Throughout Chokehold, Butler shows how the law creates a racial hierarchy in the US. From his standpoint as a “recovering” federal prosecutor, Butler chooses to offer some practical advice to black men on navigating the chokehold. All of his suggestions amount to just that, navigating rather than overcoming, in the vain hope that it might make a difference. While the prison may be the quintessential and paradigmatic case of policing black men, a mere focus on prison and criminal justice reform as Butler suggests is not going to solve anything. Butler briefly mentions the need for “transforming,” but shies away from considering it at length. Systemic problems need systemic solutions and the way to achieve that is only through a revolutionary transformation.
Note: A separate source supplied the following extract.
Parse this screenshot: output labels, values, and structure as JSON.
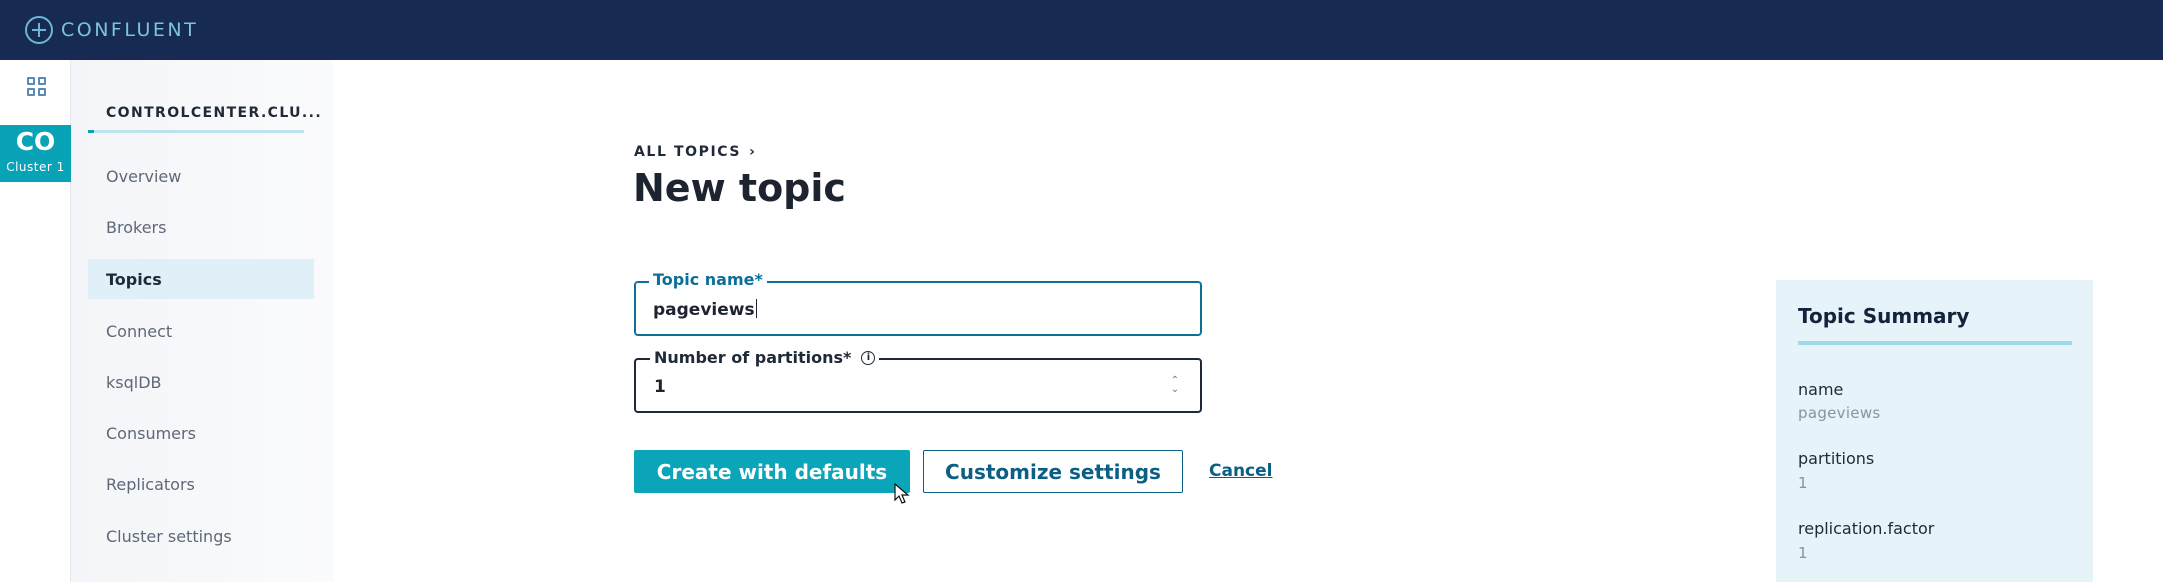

While offering a highly informed narrative, underpinned with empirical studies to support his analysis, Butler ultimately fails to analyze the problem of racism historically. By offering an ahistorical account, Butler does not locate the issue in the economic development of American capitalism. He mentions class and “white property values,” but in the analysis, they are disconnected from the processes of American capitalism. Race has historically been used to divide labour and ensure that more surplus labour time was appropriated by the landowners in their pursuit of capital accumulation. Labour unions in the US facilitated this by failing to include black workers initially, perpetuating the inequality and creating labour aristocracy. The instrumental nature of racism to capitalism is rooted in capitalism’s intrinsic properties, rather than in human biology. Thus the call for labour organizing and revolutionary transformation of society, which would seek to abolish the conditions that create racial hierarchies, is absent.

Nonetheless, Paul Butler’s Chokehold provides a telling story of the effects white supremacy has on African American men. It is infuriating and sad. White supremacy must be crushed and capitalism must go with it.